Behera M, et al. Abstract 8501. Presented at: ASCO Annual Meeting; June 3-7, 2016; Chicago.

Disclosure: Behera reports no relevant financial disclosures. Please see the abstract for a list of all other researchers’ relevant financial disclosures.

    Perspective
    Nathan Pennell

    Nathan Pennell

    At the ASCO Annual Meeting, two highly anticipated abstracts were presented in the locally advanced non–small cell lung cancer session, both addressing the pressing question of whether proton beam radiation has advantages over conventional, photon-based radiation. Protons theoretically have advantages over photons due to the physical properties of the particles, with protons depositing all of their energy at a specified depth (eg, the Bragg peak) and having no exit dose, thus sparing adjacent tissues. Retrospective and single-institution series have shown that protons can be an effective treatment for patients with NSCLC, but up to this point no direct comparisons with conventional radiation had been completed.
    In a retrospective analysis using the National Cancer Data Base (NCDB), Behera and colleagues examined the survival of patients with NSCLC of all stages who were treated with conventional or proton beam radiation. The analysis included 140,383 patients with NSCLC treated with radiation, the vast majority (n = 140,035) of whom were treated with conventional radiation. Only 348 were treated with protons. The researchers did their best to compensate for this huge disparity by using propensity matching and concluded that OS was superior in patients treated with protons compared with photon-based therapy — both in the overall group and in a subset of patients with stage II or III NSCLC, in which 78,000 patients in the conventional group were compared with only 193 in the proton group.
    So does this mean that protons are more effective than photons for treating NSCLC? Unfortunately, this study cannot answer that question adequately. The NCDB is a powerful tool for retrospective analyses, with outcomes data available from 70% of patients treated in the United States, but its power is derived from the sheer numbers of patients available for analysis. It is much less useful when numbers are small.
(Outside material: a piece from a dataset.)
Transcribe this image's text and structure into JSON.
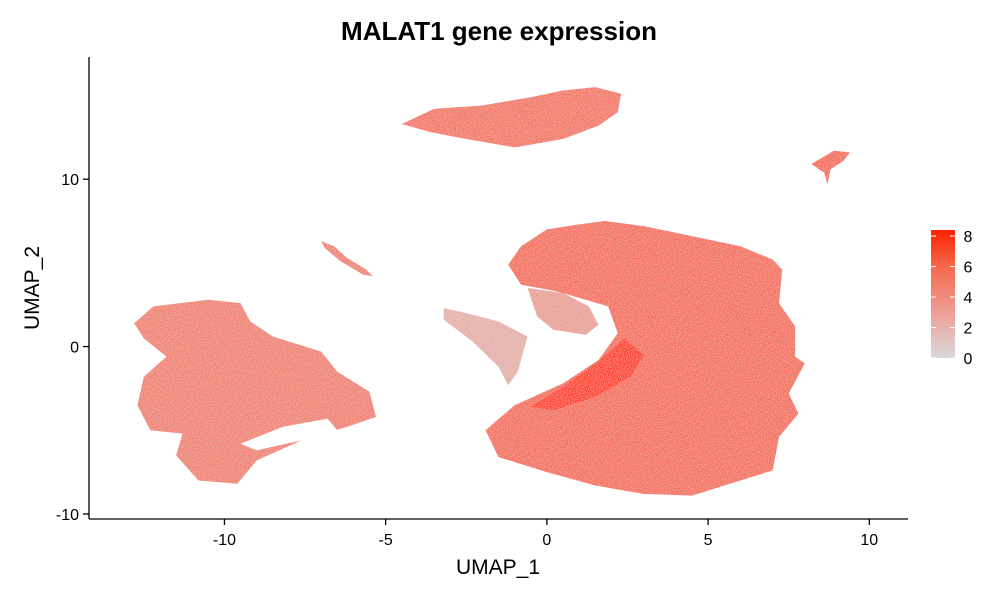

In this study, the conventional arm likely does reflect the real-world outcomes of patients with NSCLC treated with radiation, with a median survival for stage II/III patients of only 13.4 months. Compare that to the median OS of 28.7 months in the recent phase 3 RTOG 0617 trial, and you can easily see the “apples and oranges” difference between a selected trial population and the real-world experience reflected in the NCDB.
    In the current study, the proton beam-treated group has a similar problem. The researchers showed that patients treated with protons were more likely to be white, better educated, have a higher socioeconomic status and to be treated at academic centers. Essentially, this study compared those patients — treated in one of only 23 proton centers in the United States — with the rest of the country, and as such, the conclusions really are not interpretable. Given the relatively small numbers and favorable prognostic characteristics of proton-treated patients with NSCLC, this simply is not a question that can be answered retrospectively.
    The good news is that there are prospective, randomized trials that should provide better answers to this question. The first was presented by Zhongxing Liao, MD, in the same ASCO session. The randomized phase 2 trial of chemoradiation with protons vs. intensity-modulated radiation therapy for patients with stage III NSCLC demonstrated no significant differences between the two modalities in terms of local control, survival or toxicity.
    The second is the ongoing phase 3 RTOG 1308 trial making this same comparison, which should be strongly supported if we hope to ever put this issue to rest.

    References:
    Bradley JD, et al. Lancet Oncol. 2015;doi;10.1016/S1470-2045(14)71207-0.
    Liao Z, et al. Abstract 8500.
    • Nathan Pennell, MD, PhD
    • Cleveland Clinic

    Disclosures: Pennell reports no relevant financial disclosures.